We choose this title as rhythm contains the contiguous YTH letters and because m6A recognition by YTH domains affects the beat (or rhythm) of the mRNA fate. Indeed, it is now clear that an mRNA containing an m6A modification will be degraded faster than the same unmodified mRNA, as well as it will exhibit an accelerated translational rate.
2. For the yeast m6a writer, I know that saccharomyces cerevisiae has Ime4-Mum2-Slz1 complex. I do not think m6A writer is absent in Schizosaccharomyces pombe. If it is absent, how can the m6a methylation happen?

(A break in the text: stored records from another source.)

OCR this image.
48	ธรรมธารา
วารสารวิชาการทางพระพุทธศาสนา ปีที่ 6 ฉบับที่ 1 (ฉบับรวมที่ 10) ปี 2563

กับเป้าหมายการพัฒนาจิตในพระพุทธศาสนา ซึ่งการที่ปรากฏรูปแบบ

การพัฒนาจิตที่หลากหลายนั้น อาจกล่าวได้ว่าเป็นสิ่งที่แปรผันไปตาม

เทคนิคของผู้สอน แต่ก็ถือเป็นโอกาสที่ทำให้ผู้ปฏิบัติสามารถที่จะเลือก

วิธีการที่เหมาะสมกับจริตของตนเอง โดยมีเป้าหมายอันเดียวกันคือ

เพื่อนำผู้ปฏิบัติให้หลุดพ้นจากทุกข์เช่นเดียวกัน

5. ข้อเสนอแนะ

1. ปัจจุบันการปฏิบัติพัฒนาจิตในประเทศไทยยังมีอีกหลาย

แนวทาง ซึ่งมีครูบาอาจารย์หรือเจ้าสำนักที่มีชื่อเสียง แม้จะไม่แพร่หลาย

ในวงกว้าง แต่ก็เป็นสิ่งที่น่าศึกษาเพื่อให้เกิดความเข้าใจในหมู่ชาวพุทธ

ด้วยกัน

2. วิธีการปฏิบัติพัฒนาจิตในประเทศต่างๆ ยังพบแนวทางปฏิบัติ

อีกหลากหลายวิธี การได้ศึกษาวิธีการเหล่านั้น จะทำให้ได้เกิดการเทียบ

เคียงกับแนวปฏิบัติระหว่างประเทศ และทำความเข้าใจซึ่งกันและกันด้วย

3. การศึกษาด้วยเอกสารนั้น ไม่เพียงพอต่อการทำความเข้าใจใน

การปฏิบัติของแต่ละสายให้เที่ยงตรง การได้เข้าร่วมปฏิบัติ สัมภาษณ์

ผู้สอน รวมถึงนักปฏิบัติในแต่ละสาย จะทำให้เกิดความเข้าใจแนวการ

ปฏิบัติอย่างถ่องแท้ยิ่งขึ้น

It is then currently well accepted that S. pombe lacks homologues of human METTL3 and METTL14 proteins (see review by Fu et al; Nature Reviews Genetics, 2014) and so far, to our knowledge, no m6A has been found in S. pombe mRNAs. This is consistent with the fact that S. pombe YTH protein (Mmi1) does not recognize m6A containing mRNAs. To clarify this point, we have updated the text as follow: « Comparative genomics led to the conclusion that the m6A writers homologous to human METTL3 and METTL14 proteins are absent in S. pombe fission yeast »
Reviewer 3 Report
This is an excellent review on YTH domain-containing proteins as m6A readers. The manuscript is well documented and informative.
I have only minor comments below:
- Figure 1A:
L438 should be L439.
- Figure number in the text should be corrected.
Page 2, Line 89: Figure 1X should be 1A.
Page 3, Line 98: Figure 1X should be 1A.
Page 3, Line 109: Figure 1X should be 1A.
Page 5, Line 176: Figure 2 should be 3.
Page 8, Line 340: Figure 4 should be 4A.
Author Response
We thank you for your positive evaluation of our manuscript and your suggestions to improve its overall quality. All your comments have been addressed in the revised version.